Den Juden des Warschauer Ghetto, die sich im bewaffneten Kampf der Selektionsmaschinerie und dem Deportationsapparat der Deutschen entgegenstellten war bewusst, dass ihr Widerstand nicht erfolgreich sein würde. Es war ein ungleicher Kampf halbverhungerter jüdischer Frauen, Männer und Kinder, Seite an Seite, im erbitterten Gefecht gegen übermächtige Deutsche.

Der jüdische Aufstand, dauerte dennoch über einen Monat, bevor er sein vorhersehbares Ende fand. Eine jüdische Revolte, von der die Ghetto-Kämpfer wussten, dass sie am Ende zwar dasselbe Schicksal wie ihre Glaubensgenossen teilen würden, aber eben nicht das Gleiche, da sie die Entscheidung wie sie Leben und Sterben wollten in die eigene Hand nahmen und sie ihren Henkern entrissen.

Ihr Tod war nicht fremdbestimmt, endete nicht mit ihrer Deportation und Ermordung in einem deutschen KZ, ihr Tod im Gefecht war der letzte Ausdruck von Freiheit, um selbstbestimmt und als Sieger zu verlöschen.

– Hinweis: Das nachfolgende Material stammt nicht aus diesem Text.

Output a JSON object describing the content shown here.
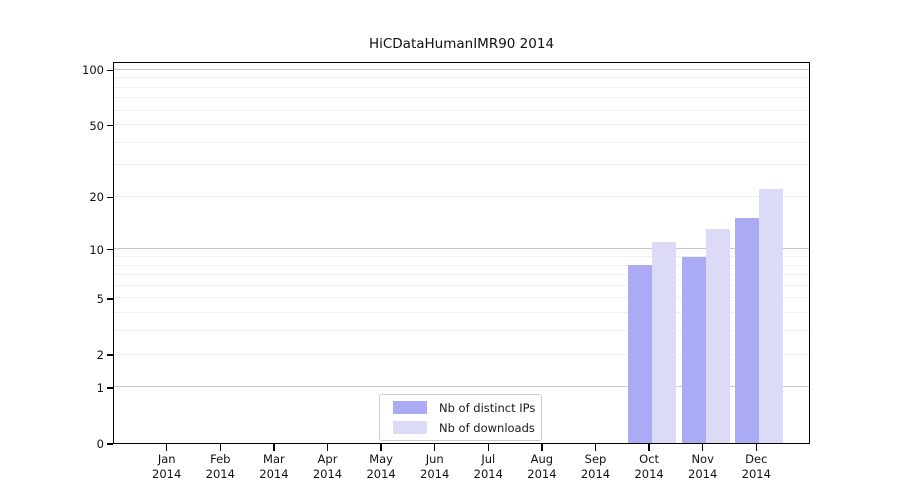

Für das Einsperren in das heutige opferzentierte Gedenk-Ghetto und als Gedenkarbeiter deutscher Erinnerungsindustrie eignen diese Juden sich nicht. Die Ghetto-Fighters fordern geradezu den Ausbruch der jüdischen Zeitzeugen und Erinnerungszwangsarbeiter, der lebendigen Stolperstein-Juden und der sich hinter kugelsicheren Gemeinde-Ghettomauern versteckenden, staatstragenden Diaspora-Juden aus den Fängen ihrer politischen „Wohl“-Täter. Der Aufstand im Warschauer Ghetto sollte heute den Aufstand der Juden aus dem Opfer- und Gedenk-Ghetto beflügeln, um nie wieder Ghetto-Gemeinde zu sein.